Website as Entity Home Base
Session 4.2 · ~5 min read
Your Website Is Not a Brochure
Most businesses treat their website as a digital brochure. It shows what they do, displays some photos, and provides a contact form. From a human perspective, that might be enough. From Google's perspective, it tells the search engine almost nothing about who you are as an entity.
Your website is the canonical source of truth for your entity. It is the one property you fully control. Every other signal in the MVES (GBP, directories, social profiles) references your website. If your website fails to declare your entity properly, everything built on top of it is weaker.
Your website does not just host content. It declares who you are. If that declaration is incomplete or missing, every other entity signal you build is undermined.
The Entity Declaration Checklist
For your website to function as an entity home base, it needs specific pages with specific information. Not all of this is visible to users in the traditional sense. Some of it is structured data that only search engines read. But all of it must be present.
| Page | Required Information | Entity Signal |
|---|---|---|
| Homepage | Organization schema (JSON-LD), clear business description, logo | Primary entity declaration |
| About Page | Founding year, founder names, company history, industry, mission | Entity attributes and context |
| Contact Page | Full address, phone, email, map embed, business hours | NAP confirmation |
| Service/Product Pages | What you offer, who it serves, with appropriate schema | Entity scope definition |
| Team/People Pages | Key people with bios, credentials, Person schema | Associated entity relationships |
The About Page: Entity Identity Card
Your About page is the most important page for entity declaration after the homepage. It provides the narrative context that structured data alone cannot convey. Google's natural language processing reads your About page to extract entity attributes: what kind of business you are, when you started, who runs it, and what makes you distinct.

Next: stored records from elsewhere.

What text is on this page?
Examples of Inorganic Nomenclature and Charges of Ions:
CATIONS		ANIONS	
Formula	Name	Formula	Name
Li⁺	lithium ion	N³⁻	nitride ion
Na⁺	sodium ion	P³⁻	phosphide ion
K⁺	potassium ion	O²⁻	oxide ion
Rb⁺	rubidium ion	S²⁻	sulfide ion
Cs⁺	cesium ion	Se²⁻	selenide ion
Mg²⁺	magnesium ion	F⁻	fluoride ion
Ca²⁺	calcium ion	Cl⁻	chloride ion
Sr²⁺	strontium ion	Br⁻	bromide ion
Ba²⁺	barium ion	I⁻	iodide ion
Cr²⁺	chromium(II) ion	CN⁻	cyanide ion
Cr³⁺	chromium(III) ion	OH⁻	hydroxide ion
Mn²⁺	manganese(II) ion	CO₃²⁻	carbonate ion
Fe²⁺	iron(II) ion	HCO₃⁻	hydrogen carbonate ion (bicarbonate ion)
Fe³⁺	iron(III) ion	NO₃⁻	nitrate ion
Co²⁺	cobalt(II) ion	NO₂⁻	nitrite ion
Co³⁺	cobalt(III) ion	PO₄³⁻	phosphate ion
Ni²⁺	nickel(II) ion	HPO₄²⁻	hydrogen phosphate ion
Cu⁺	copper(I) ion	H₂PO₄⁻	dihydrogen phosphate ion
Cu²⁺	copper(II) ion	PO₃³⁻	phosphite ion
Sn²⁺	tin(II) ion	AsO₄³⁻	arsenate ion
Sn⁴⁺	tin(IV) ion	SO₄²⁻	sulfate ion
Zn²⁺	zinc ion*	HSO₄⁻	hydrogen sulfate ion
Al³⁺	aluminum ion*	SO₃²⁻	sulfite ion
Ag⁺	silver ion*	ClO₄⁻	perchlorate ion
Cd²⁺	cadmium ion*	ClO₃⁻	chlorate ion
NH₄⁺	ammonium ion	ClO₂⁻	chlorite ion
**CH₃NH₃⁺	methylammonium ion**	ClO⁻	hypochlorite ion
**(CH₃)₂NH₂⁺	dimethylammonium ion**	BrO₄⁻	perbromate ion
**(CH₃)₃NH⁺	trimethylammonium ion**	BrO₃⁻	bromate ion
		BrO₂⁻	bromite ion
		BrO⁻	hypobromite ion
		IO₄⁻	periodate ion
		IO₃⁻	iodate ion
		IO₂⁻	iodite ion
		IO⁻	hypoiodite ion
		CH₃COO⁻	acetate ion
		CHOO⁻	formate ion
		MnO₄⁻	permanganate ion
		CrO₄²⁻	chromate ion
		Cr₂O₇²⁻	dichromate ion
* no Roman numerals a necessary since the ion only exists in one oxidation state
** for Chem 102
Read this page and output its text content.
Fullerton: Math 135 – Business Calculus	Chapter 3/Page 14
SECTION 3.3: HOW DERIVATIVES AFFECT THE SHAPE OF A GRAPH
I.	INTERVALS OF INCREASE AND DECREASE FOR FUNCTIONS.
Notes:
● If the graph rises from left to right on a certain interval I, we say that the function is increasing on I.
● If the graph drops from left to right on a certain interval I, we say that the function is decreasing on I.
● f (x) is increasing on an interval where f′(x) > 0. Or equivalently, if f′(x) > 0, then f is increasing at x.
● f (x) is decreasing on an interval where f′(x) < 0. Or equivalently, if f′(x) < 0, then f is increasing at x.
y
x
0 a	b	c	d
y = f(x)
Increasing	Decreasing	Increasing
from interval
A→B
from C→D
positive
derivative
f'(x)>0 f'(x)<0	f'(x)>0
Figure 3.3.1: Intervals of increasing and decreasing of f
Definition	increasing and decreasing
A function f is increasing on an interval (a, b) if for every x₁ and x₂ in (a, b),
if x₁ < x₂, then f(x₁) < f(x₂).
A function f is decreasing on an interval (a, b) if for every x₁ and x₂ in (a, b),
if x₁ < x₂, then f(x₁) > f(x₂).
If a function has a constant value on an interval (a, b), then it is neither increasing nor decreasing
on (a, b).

A complete About page includes:
- Legal name and any trade names or abbreviations
- Founding date and brief founding story
- Founder and key people by name, with titles
- Industry and niche stated explicitly
- Physical location(s) with full addresses
- Service area if applicable
- Achievements, certifications, or notable clients
Notice that this is factual information, not marketing copy. "We are passionate about delivering excellence" tells Google nothing. "Founded in 2015 in Jakarta, PT Arsindo Perkasa manufactures and distributes industrial pumps across Indonesia" tells Google five entity attributes in one sentence.
Understanding"] AP["About Page"] -->|NLP Extraction| G CP["Contact Page"] -->|NAP Confirmation| G SP["Service Pages"] -->|Scope Definition| G TP["Team Pages"] -->|Person Entities| G G --> KG["Knowledge Graph
Candidate"]
The Contact Page: NAP Anchor
Your Contact page anchors your NAP (Name, Address, Phone) on your own domain. This is the reference point against which Google checks every other mention of your business across the web. If your Contact page shows a different address format than your GBP, that is an inconsistency that weakens reconciliation.
The Contact page should display:
- Full business name (matching your master NAP exactly)
- Complete street address with postal code
- Phone number with country code
- Email address
- Business hours
- Embedded Google Map (this creates a direct link between your site and your GBP listing)
Structured Data on Every Page
Structured data is covered in depth in Module 5. For the MVES, the minimum is Organization schema on your homepage. This is a JSON-LD block in your page's HTML that tells Google: "This website belongs to this organization, with these properties."
The bare minimum Organization schema includes: name, url, logo, description, foundingDate, address, telephone, and sameAs (linking to your social profiles). Session 5.3 covers the full property list. For now, understand that this structured data block is what transforms your website from "a collection of pages" to "the home base of a recognized entity."
A website without Organization schema is like a building without a nameplate. People inside know who they are. Nobody walking past can tell.
Common Failures
The three most common website-as-entity-home-base failures:
| Failure | Consequence | Fix |
|---|---|---|
| No About page (or one-paragraph placeholder) | Google cannot extract entity attributes | Write a factual, detailed About page with all entity information |
| No structured data at all | Google must guess your entity type and properties | Add Organization JSON-LD to homepage |
| NAP on Contact page does not match GBP or directories | Entity reconciliation fails | Standardize NAP from a master document (Session 4.5) |
Further Reading
- Organization Structured Data - Google's official guide to implementing Organization schema on your homepage.
- Organization - Schema.org Type - The full list of Organization properties available in schema.org.
- Local Business Structured Data - Google's guide for businesses with physical locations.
- Organization Schema: A Complete Guide - Aubrey Yung's practical implementation walkthrough with examples.
Assignment
Review your website against the entity declaration checklist above.
- Open your About page. Does it contain: founding year, founder name(s), company description (what you do, for whom), physical address, industry/niche, and a brief history? List everything that is missing.
- Open your Contact page. Is the NAP displayed in full? Does the format match what you would want to use everywhere else?
- View your homepage source code (right-click, View Page Source). Search for
application/ld+json. If you find nothing, your site has zero structured entity data. - Write down the complete entity information your website should contain. You will need this for the structured data implementation in Module 5.